School District Secession Is a Pretty Minor Issue in 48 States

The 74 reports that we’re seeing an epidemic of suburban areas seceding from big urban school districts:

EdBuild argues that residents who push to create their own school systems are often motivated by one overarching factor: school funding. “We are seeing over and over that it’s about the money,” said Zahava Stadler, director of policy at EdBuild, a think tank focused on education funding equity.

….When one district splits into two, the move often creates a wealthy school system that leaves behind one with high poverty and poor funding. Since 2000, at least 128 communities have launched campaigns to secede from their local school districts to create their own, smaller education systems. Of those, 74 have been successful, 11 of them finalized in just the past few years. Another 16 secession efforts are currently underway.

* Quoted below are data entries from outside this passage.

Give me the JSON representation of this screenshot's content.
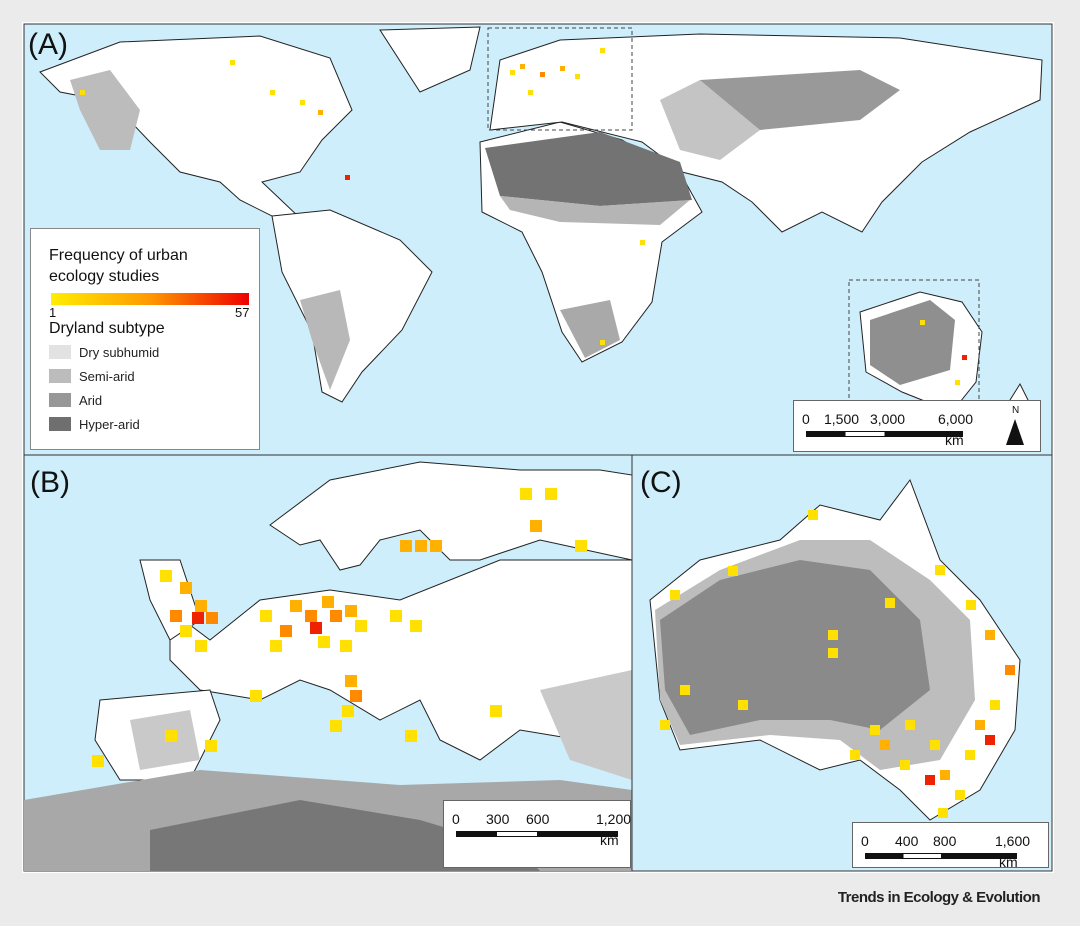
{
  "panels": {
    "a": "(A)",
    "b": "(B)",
    "c": "(C)"
  },
  "legend": {
    "title": "Frequency of urban ecology studies",
    "min": 1,
    "max": 57,
    "subtype_title": "Dryland subtype",
    "subtypes": [
      {
        "name": "Dry subhumid",
        "color": "#e2e2e2"
      },
      {
        "name": "Semi-arid",
        "color": "#bcbcbc"
      },
      {
        "name": "Arid",
        "color": "#979797"
      },
      {
        "name": "Hyper-arid",
        "color": "#6f6f6f"
      }
    ]
  },
  "scale_a": {
    "labels": [
      "0",
      "1,500",
      "3,000",
      "6,000"
    ],
    "unit": "km"
  },
  "scale_b": {
    "labels": [
      "0",
      "300",
      "600",
      "1,200"
    ],
    "unit": "km"
  },
  "scale_c": {
    "labels": [
      "0",
      "400",
      "800",
      "1,600"
    ],
    "unit": "km"
  },
  "north": "N",
  "credit": "Trends in Ecology & Evolution"
}
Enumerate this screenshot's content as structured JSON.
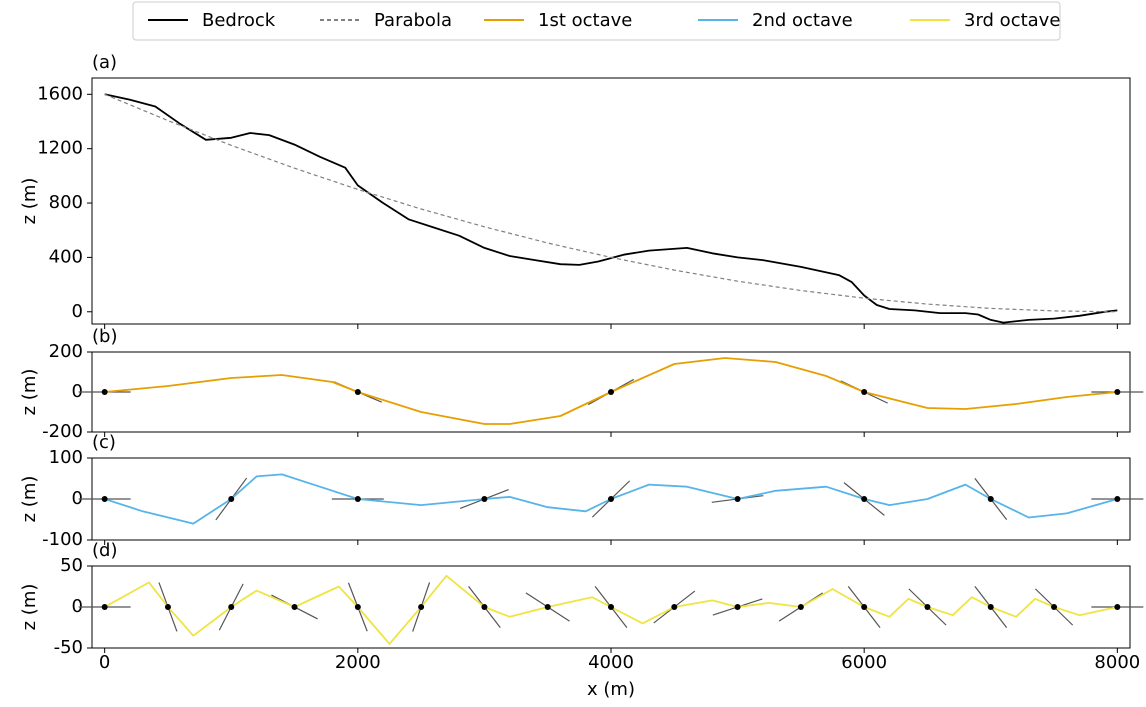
{
  "chart_data": [
    {
      "type": "line",
      "label": "(a)",
      "ylabel": "z (m)",
      "xlim": [
        -100,
        8100
      ],
      "ylim": [
        -90,
        1720
      ],
      "yticks": [
        0,
        400,
        800,
        1200,
        1600
      ],
      "series": [
        {
          "name": "Bedrock",
          "color": "#000000",
          "dashed": false,
          "x": [
            0,
            200,
            400,
            600,
            800,
            1000,
            1150,
            1300,
            1500,
            1700,
            1900,
            2000,
            2200,
            2400,
            2600,
            2800,
            3000,
            3200,
            3400,
            3600,
            3750,
            3900,
            4100,
            4300,
            4600,
            4800,
            5000,
            5200,
            5500,
            5800,
            5900,
            6000,
            6100,
            6200,
            6400,
            6600,
            6800,
            6900,
            7000,
            7100,
            7300,
            7500,
            7700,
            7900,
            8000
          ],
          "values": [
            1600,
            1560,
            1510,
            1380,
            1265,
            1280,
            1315,
            1300,
            1230,
            1140,
            1060,
            930,
            800,
            680,
            620,
            560,
            470,
            410,
            380,
            350,
            345,
            370,
            420,
            450,
            470,
            430,
            400,
            380,
            330,
            270,
            220,
            120,
            50,
            20,
            10,
            -10,
            -10,
            -20,
            -60,
            -80,
            -60,
            -50,
            -30,
            0,
            10
          ]
        },
        {
          "name": "Parabola",
          "color": "#808080",
          "dashed": true,
          "x": [
            0,
            500,
            1000,
            1500,
            2000,
            2500,
            3000,
            3500,
            4000,
            4500,
            5000,
            5500,
            6000,
            6500,
            7000,
            7500,
            8000
          ],
          "values": [
            1600,
            1406.25,
            1225,
            1056.25,
            900,
            756.25,
            625,
            506.25,
            400,
            306.25,
            225,
            156.25,
            100,
            56.25,
            25,
            6.25,
            0
          ]
        }
      ]
    },
    {
      "type": "line",
      "label": "(b)",
      "ylabel": "z (m)",
      "xlim": [
        -100,
        8100
      ],
      "ylim": [
        -200,
        200
      ],
      "yticks": [
        -200,
        0,
        200
      ],
      "series": [
        {
          "name": "1st octave",
          "color": "#e69f00",
          "dashed": false,
          "x": [
            0,
            500,
            1000,
            1400,
            1800,
            2000,
            2500,
            3000,
            3200,
            3600,
            4000,
            4500,
            4900,
            5300,
            5700,
            6000,
            6500,
            6800,
            7200,
            7600,
            8000
          ],
          "values": [
            0,
            30,
            70,
            85,
            50,
            0,
            -100,
            -160,
            -160,
            -120,
            0,
            140,
            170,
            150,
            80,
            0,
            -80,
            -85,
            -60,
            -25,
            0
          ]
        }
      ],
      "nodes": {
        "x": [
          0,
          2000,
          4000,
          6000,
          8000
        ],
        "values": [
          0,
          0,
          0,
          0,
          0
        ],
        "slopes": [
          0,
          -0.27,
          0.35,
          -0.3,
          0
        ]
      }
    },
    {
      "type": "line",
      "label": "(c)",
      "ylabel": "z (m)",
      "xlim": [
        -100,
        8100
      ],
      "ylim": [
        -100,
        100
      ],
      "yticks": [
        -100,
        0,
        100
      ],
      "series": [
        {
          "name": "2nd octave",
          "color": "#56b4e9",
          "dashed": false,
          "x": [
            0,
            300,
            700,
            1000,
            1200,
            1400,
            1700,
            2000,
            2500,
            3000,
            3200,
            3500,
            3800,
            4000,
            4300,
            4600,
            5000,
            5300,
            5700,
            6000,
            6200,
            6500,
            6800,
            7000,
            7300,
            7600,
            8000
          ],
          "values": [
            0,
            -30,
            -60,
            0,
            55,
            60,
            30,
            0,
            -15,
            0,
            5,
            -20,
            -30,
            0,
            35,
            30,
            0,
            20,
            30,
            0,
            -15,
            0,
            35,
            0,
            -45,
            -35,
            0
          ]
        }
      ],
      "nodes": {
        "x": [
          0,
          1000,
          2000,
          3000,
          4000,
          5000,
          6000,
          7000,
          8000
        ],
        "values": [
          0,
          0,
          0,
          0,
          0,
          0,
          0,
          0,
          0
        ],
        "slopes": [
          0,
          0.42,
          0,
          0.12,
          0.3,
          0.04,
          -0.25,
          -0.4,
          0
        ]
      }
    },
    {
      "type": "line",
      "label": "(d)",
      "ylabel": "z (m)",
      "xlabel": "x (m)",
      "xlim": [
        -100,
        8100
      ],
      "ylim": [
        -50,
        50
      ],
      "yticks": [
        -50,
        0,
        50
      ],
      "xticks": [
        0,
        2000,
        4000,
        6000,
        8000
      ],
      "series": [
        {
          "name": "3rd octave",
          "color": "#f0e442",
          "dashed": false,
          "x": [
            0,
            350,
            500,
            700,
            1000,
            1200,
            1500,
            1850,
            2000,
            2250,
            2500,
            2700,
            3000,
            3200,
            3500,
            3850,
            4000,
            4250,
            4500,
            4800,
            5000,
            5250,
            5500,
            5750,
            6000,
            6200,
            6350,
            6500,
            6700,
            6850,
            7000,
            7200,
            7350,
            7500,
            7700,
            8000
          ],
          "values": [
            0,
            30,
            0,
            -35,
            0,
            20,
            0,
            25,
            0,
            -45,
            0,
            38,
            0,
            -12,
            0,
            12,
            0,
            -20,
            0,
            8,
            0,
            5,
            0,
            22,
            0,
            -12,
            10,
            0,
            -10,
            12,
            0,
            -12,
            10,
            0,
            -10,
            0
          ]
        }
      ],
      "nodes": {
        "x": [
          0,
          500,
          1000,
          1500,
          2000,
          2500,
          3000,
          3500,
          4000,
          4500,
          5000,
          5500,
          6000,
          6500,
          7000,
          7500,
          8000
        ],
        "values": [
          0,
          0,
          0,
          0,
          0,
          0,
          0,
          0,
          0,
          0,
          0,
          0,
          0,
          0,
          0,
          0,
          0
        ],
        "slopes": [
          0,
          -0.42,
          0.3,
          -0.08,
          -0.4,
          0.45,
          -0.2,
          -0.1,
          -0.2,
          0.12,
          0.05,
          0.1,
          -0.2,
          -0.15,
          -0.2,
          -0.15,
          0
        ]
      }
    }
  ]
}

Secession efforts of any kind are almost always about money.¹ Rich areas want to keep their money to themselves, and the way to do it is to secede. They generally also want to stay white, and secession paves the way for that too. The whole thing is loathsome and offensive.

However, it’s not really very widespread. It turns out that of the 74 school district secessions, 47 are in Maine and Alabama and another six took place in Shelby County, Tennessee, a year after a school district merger. Outside of that, there have been 21 secessions since 2000, or about one per year in a country with more than 13,000 school districts. In other words, we might have a Maine and Alabama problem, but in the other 48 states there’s not really much going on.

¹On a national level, language often plays a role too. But even then, there’s usually a money angle as well.